Victoria Legal Aid

Prioritising representation for first remand Aboriginal and Torres Strait Islander clients

Monday 27 September 2021 12:00am

Our Summary Crime Program Manager, Kate Bundrock, explains a recent change to our criminal law duty lawyer guidelines designed to ensure that Aboriginal and Torres Strait Islander clients facing their first remand hearing are represented in bail applications if that is what they instruct.

As we take steps to improve our cultural awareness, and to work towards becoming a culturally safe and anti-racist organisation, I know many of us are looking for concrete action we can take in our day-to-day work.

I’ve worked in and around the criminal justice system for almost 20 years and I often feel overwhelmed and frustrated at the ongoing disproportionate number of Aboriginal clients who are facing remand. Particularly when there has not been meaningful progress on implementing 30 year old recommendations from the Royal Commission into Aboriginal deaths in custody.

Like me, you may wonder what difference you can make.

This is why we have introduced changes to our criminal law duty lawyer guidelines which give us all the opportunity to build on our growing cultural awareness and to take action in our everyday work, in line with our Reconciliation Action Plan.

The Victoria Legal Aid Board has approved a guideline change to prioritise the making of bail applications for first remand Aboriginal and Torres Strait Islander clients if that is what they instruct you to do, even if the prospect for success is remote.

Changes to bail laws in recent years mean that more people are facing remand for relatively minor offending. The impact on Aboriginal and Torres Strait Islander clients and communities, is stark.

As just one example, our own data shows that around 10 per cent of our remand clients identify as Aboriginal or Torres Strait Islander, while that figure is five per cent for our mentions duty service.

As we all learn more through our Cultural Learning strategy about the factors which contribute to these disproportionate statistics, I believe it is vitally important that we move beyond learning, into action. The guideline change means that our duty lawyer services will be a strong and consistent voice resisting the disproportionate remand of Aboriginal and Torres Strait Islander people.

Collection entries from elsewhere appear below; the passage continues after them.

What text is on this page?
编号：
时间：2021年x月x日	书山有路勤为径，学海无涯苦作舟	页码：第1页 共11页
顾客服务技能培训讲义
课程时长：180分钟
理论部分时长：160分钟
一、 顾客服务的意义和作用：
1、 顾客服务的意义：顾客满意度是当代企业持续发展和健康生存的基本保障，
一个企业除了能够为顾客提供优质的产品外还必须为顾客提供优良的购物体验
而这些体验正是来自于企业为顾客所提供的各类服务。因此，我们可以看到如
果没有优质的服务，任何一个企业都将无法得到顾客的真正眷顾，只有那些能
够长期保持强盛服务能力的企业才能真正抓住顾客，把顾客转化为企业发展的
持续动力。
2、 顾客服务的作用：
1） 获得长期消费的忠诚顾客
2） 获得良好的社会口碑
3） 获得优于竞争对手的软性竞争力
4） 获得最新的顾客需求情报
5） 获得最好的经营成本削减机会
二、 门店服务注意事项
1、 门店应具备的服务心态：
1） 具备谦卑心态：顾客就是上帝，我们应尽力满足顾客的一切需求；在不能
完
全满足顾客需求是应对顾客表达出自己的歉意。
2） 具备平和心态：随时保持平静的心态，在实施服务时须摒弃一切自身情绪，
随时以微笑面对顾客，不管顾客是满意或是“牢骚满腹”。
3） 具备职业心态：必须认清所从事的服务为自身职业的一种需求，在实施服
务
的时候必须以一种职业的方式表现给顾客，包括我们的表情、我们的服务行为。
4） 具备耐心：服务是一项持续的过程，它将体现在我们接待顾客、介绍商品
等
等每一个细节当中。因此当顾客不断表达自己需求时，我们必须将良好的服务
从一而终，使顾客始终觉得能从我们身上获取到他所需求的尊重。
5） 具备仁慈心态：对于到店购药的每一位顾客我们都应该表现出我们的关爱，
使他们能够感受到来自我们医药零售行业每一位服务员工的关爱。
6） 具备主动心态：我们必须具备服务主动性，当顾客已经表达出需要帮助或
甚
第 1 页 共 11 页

Of course, for many of you this is already your practice and I’m pleased the guidelines will now explicitly support that practice. For others, you may find yourself torn between the desire to run a bail application and concern that doing so unsuccessfully will make it harder for the client to get bail in the long run, because of the requirements to establish ‘new facts and circumstances’.

As we have since 2007, we are continuing to advocate for changes to S18AA of the Bail Act 1977 to change the way it applies to duty lawyer bail applications. But in the absence of this reform, I think we can do more to avoid Aboriginal people appearing unrepresented at first remand.

As long as you have given your client advice about the impact of s18AA, the duty lawyer guidelines now make clear that, for Aboriginal and Torres Strait Islander clients who give you instructions to run a bail application, you should prioritise that application.

I understand that these changes may lead to duty lawyers being called upon to make more bail applications and we will be carefully monitoring the impact on your workload. For our in-house lawyers, our workload guidance continues to apply.

Prioritising bail applications for Aboriginal clients represents our chance to make a difference. A message I took from the recent Sir Zelman Cowan oration by Professor Larissa BehrendtExternal Link is that all of us, in our individual roles, have to do the best we can to make a change.

You won’t win every bail application for an Aboriginal client, but that’s not the test of whether it is the right thing to do.

To support you in implementing this change we will provide new professional legal education materials and resources to implement this change.

We will continue to advocate for reform of bail legislation and summary offences. But this is a change we can make right now to our practice, in direct recognition of the continuing disproportionate remand, imprisonment and deaths in custody of Aboriginal people.

I really want to thank all of you who do this work every day. I hope you feel that this guideline change recognises the importance of what you do.